An Allegheny County judge today sent the owner of the closed Tiger Ranch to jail today after authorities found evidence cats were still being fed there.
Judge Jill Rangos revoked the bond for Linda Bruno, who has changed her name to Lin Marie, during a second hearing for the woman today. Ms. Bruno was to have been sentenced this morning after pleading guilty in July to 14 counts that include animal cruelty and tampering with public records. But that was postponed after the judge learned Ms. Bruno had not completed a psychiatric evaluation and that there was evidence cats were still being cared for at the property in Frazer where Ms. Bruno had once housed hundreds of cats. Prosecutors said she had also lived in a house with her mother, who has pets, a violation of the court order barring her from contact with animals.

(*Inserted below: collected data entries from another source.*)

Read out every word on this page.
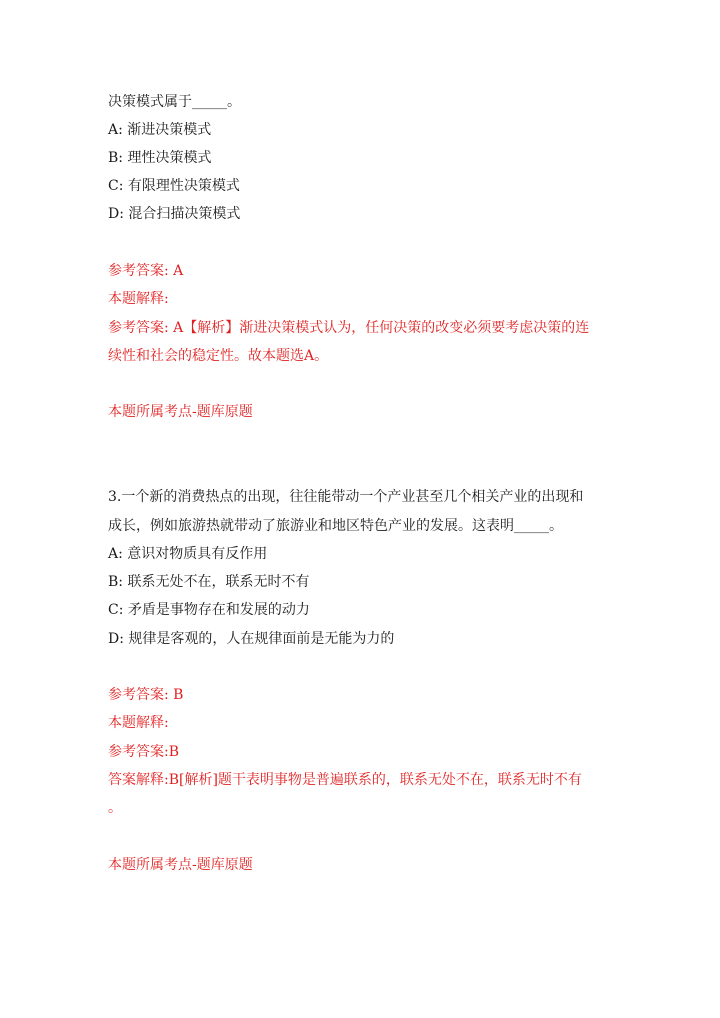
决策模式属于_____。
A: 渐进决策模式
B: 理性决策模式
C: 有限理性决策模式
D: 混合扫描决策模式
参考答案: A
本题解释:
参考答案: A【解析】渐进决策模式认为，任何决策的改变必须要考虑决策的连
续性和社会的稳定性。故本题选A。
本题所属考点-题库原题
3.一个新的消费热点的出现，往往能带动一个产业甚至几个相关产业的出现和
成长，例如旅游热就带动了旅游业和地区特色产业的发展。这表明_____。
A: 意识对物质具有反作用
B: 联系无处不在，联系无时不有
C: 矛盾是事物存在和发展的动力
D: 规律是客观的，人在规律面前是无能为力的
参考答案: B
本题解释:
参考答案:B
答案解释:B[解析]题干表明事物是普遍联系的，联系无处不在，联系无时不有
。
本题所属考点-题库原题
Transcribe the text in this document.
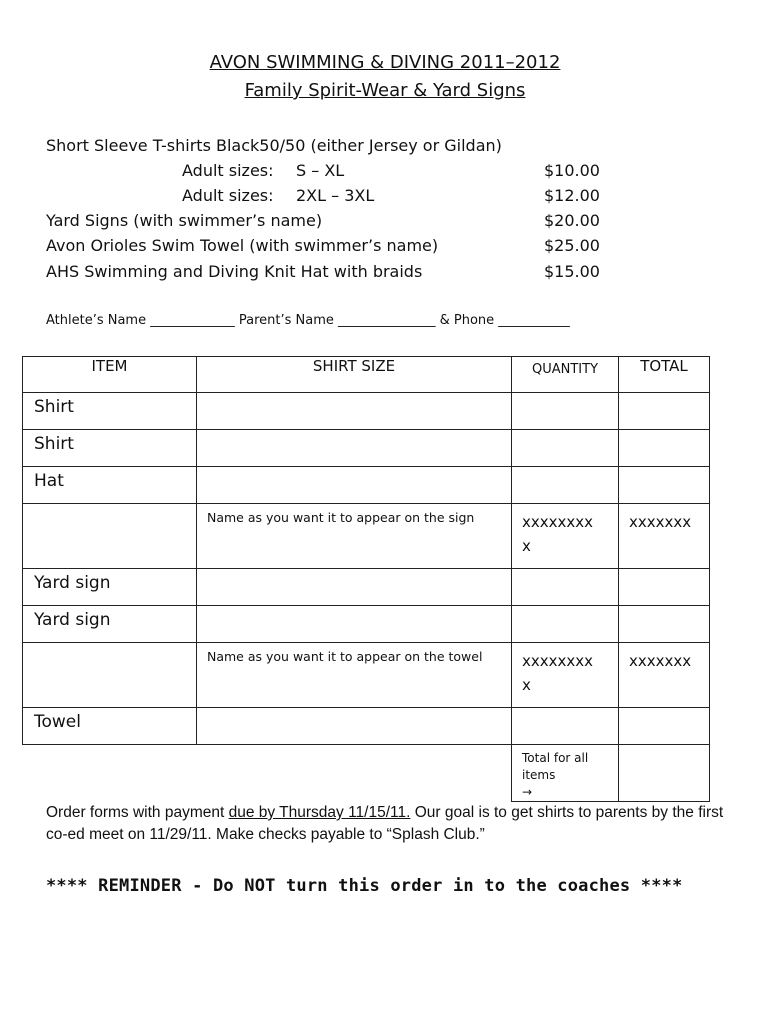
AVON SWIMMING & DIVING 2011–2012
Family Spirit-Wear & Yard Signs
Short Sleeve T-shirts Black50/50 (either Jersey or Gildan)
Adult sizes: S – XL	$10.00
Adult sizes: 2XL – 3XL	$12.00
Yard Signs (with swimmer’s name)	$20.00
Avon Orioles Swim Towel (with swimmer’s name)	$25.00
AHS Swimming and Diving Knit Hat with braids	$15.00
Athlete’s Name _____________ Parent’s Name _______________ & Phone ___________
ITEM	SHIRT SIZE	QUANTITY	TOTAL
Shirt			
Shirt			
Hat			
	Name as you want it to appear on the sign	xxxxxxxx
x	xxxxxxx
Yard sign			
Yard sign			
	Name as you want it to appear on the towel	xxxxxxxx
x	xxxxxxx
Towel			
		Total for all
items
→	
Order forms with payment due by Thursday 11/15/11. Our goal is to get shirts to parents by the first co-ed meet on 11/29/11. Make checks payable to “Splash Club.”
**** REMINDER - Do NOT turn this order in to the coaches ****
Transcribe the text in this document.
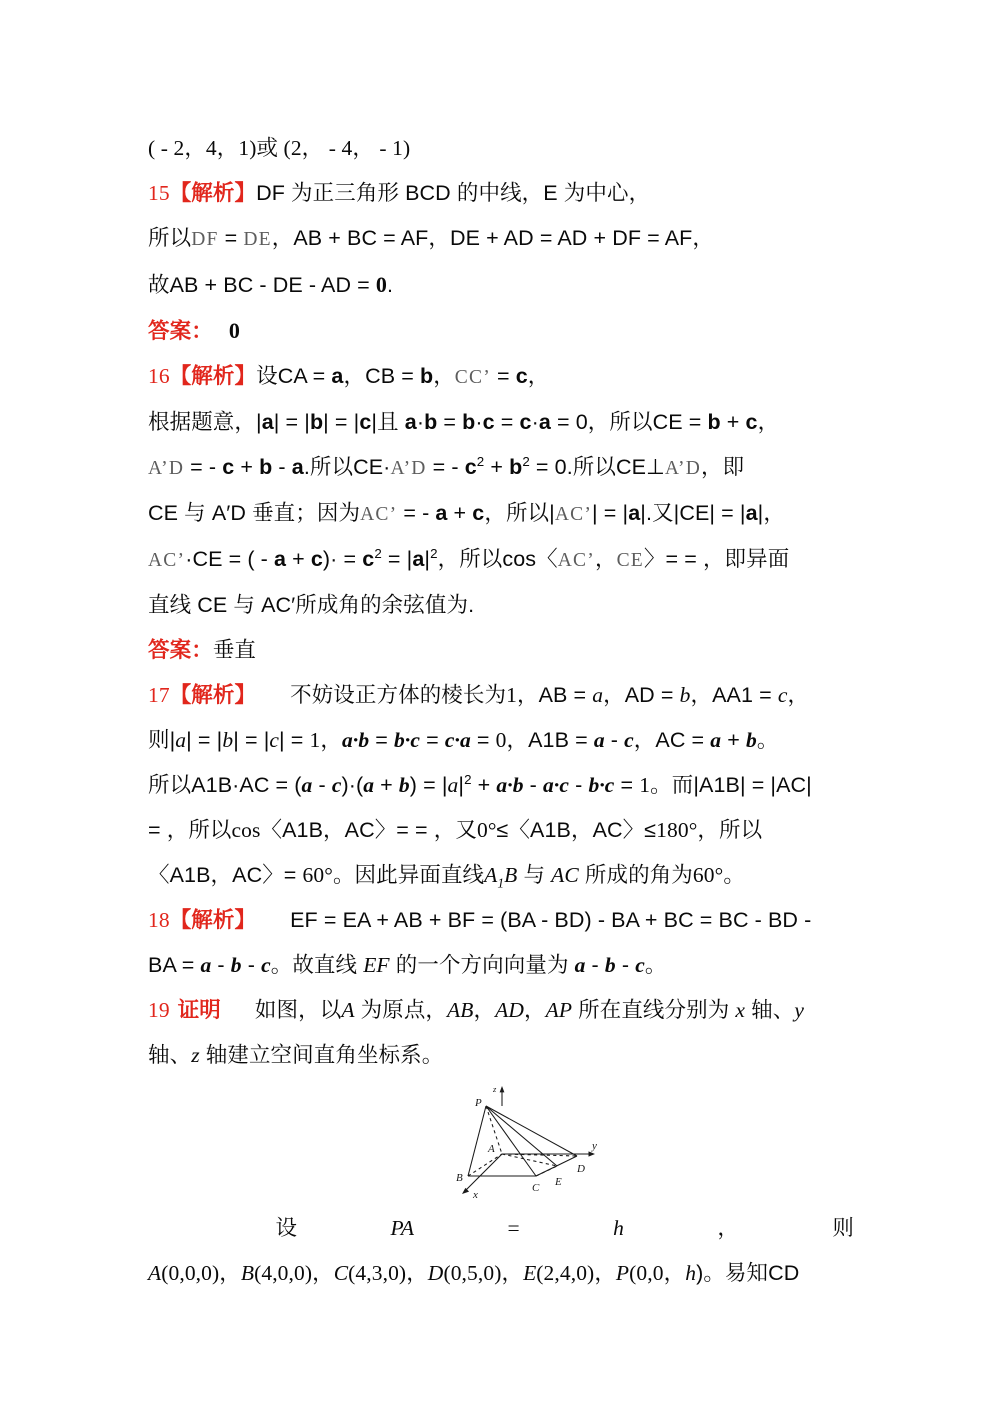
( - 2，4，1)或 (2， - 4， - 1)
15【解析】DF 为正三角形 BCD 的中线，E 为中心，
所以DF = DE，AB + BC = AF，DE + AD = AD + DF = AF，
故AB + BC - DE - AD = 0.
答案： 0
16【解析】设CA = a，CB = b，CC’ = c，
根据题意，|a| = |b| = |c|且 a·b = b·c = c·a = 0，所以CE = b + c，
A’D = - c + b - a.所以CE·A’D = - $c^2 + b^2 = 0$.所以CE⊥A’D，即
CE 与 A′D 垂直；因为AC’ = - a + c，所以|AC’| = |a|.又|CE| = |a|，
AC’·CE = ( - $a + c)\cdot = c^2 = |a|^2$，所以cos〈AC’，CE〉= = ，即异面
直线 CE 与 AC′所成角的余弦值为.
答案：垂直
17【解析】 不妨设正方体的棱长为1，AB = a，AD = b，AA1 = c，
则|a| = |b| = |c| = 1，a·b = b·c = c·a = 0，A1B = a - c，AC = a + b。
所以$A1B\cdot AC = (a - c)\cdot(a + b) = |a|^2 + a\cdot b - a\cdot c - b\cdot c = 1$。而|A1B| = |AC|
= ，所以cos〈A1B，AC〉= = ，又0°≤〈A1B，AC〉≤180°，所以
〈A1B，AC〉= 60°。因此异面直线$A_1B$ 与 AC 所成的角为60°。
18【解析】 EF = EA + AB + BF = (BA - BD) - BA + BC = BC - BD -
BA = a - b - c。故直线 EF 的一个方向向量为 a - b - c。
19 证明 如图，以A 为原点，AB，AD，AP 所在直线分别为 x 轴、y
轴、z 轴建立空间直角坐标系。
z
y
x
P
A
B
C
D
E
设	PA	=	h	，	则
A(0,0,0)，B(4,0,0)，C(4,3,0)，D(0,5,0)，E(2,4,0)，P(0,0，h)。易知CD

The judge sent a detective from the sheriff's office to the property today, and he reported during the second hearing that he found five of Ms. Bruno's supporters, one of them burning bags of cat food and shooing away cats. A man told the detective he had been feeding cats occasionally because cats kept returning to the property. Several of the supporters had been at this morning's hearing where Judge Rangos ordered the sheriff's office to visit the property.
The detective said he saw four or five cats there this afternoon.
The judge then ordered Ms. Bruno to jail but said she could apply for alternative housing pending sentencing on Dec. 4.
Ms. Bruno's attorney said she had been back to the property only once, to pick up mail.
"I can't tell you how disappointed I am that she was living at her mother's house and people photographed [evidence of violations of bond conditions] in the trash," Judge Rangos said before she ordered the sentencing continued.
Ms. Bruno, who said today that she has lived for the past three or four days at the Days Inn in Harmar, admitted she has not obtained a permanent residence at which she can be served court papers. The residency requirement also is a condition of her bond.
She faces up to two years in prison for each count in her guilty plea and fines of $12,000 when she is sentenced. She initially faced about 600 counts before the plea was entered.
Two state humane officers gave about an hour's worth of testimony today before the judge halted the hearing, which the judge had estimated would take about 20 minutes to complete.
"I didn't expect a trial length hearing today," the judge said, explaining she could not proceed further today without having to postpone several other brief hearings that were scheduled.
Lawyers and their clients were mixed among the approximately 40 spectators who jammed the courtroom and jury box.
Tiger Ranch was raided 16 months ago by local, county, and state law enforcement officials who ordered the shelter closed.
Officials seized nearly 400 cats during a March 13, 2008, raid on the Tiger Ranch cat sanctuary. Most were shipped to a temporary shelter in Clarion County, although 126 of the animals were euthanized or died on their own that night and in the days following the raid.
The surviving cats have been in the care of the Pennsylvania Society for the Prevention of Cruelty to Animals, which said it spent about $500,000 on the Tiger Ranch rescue.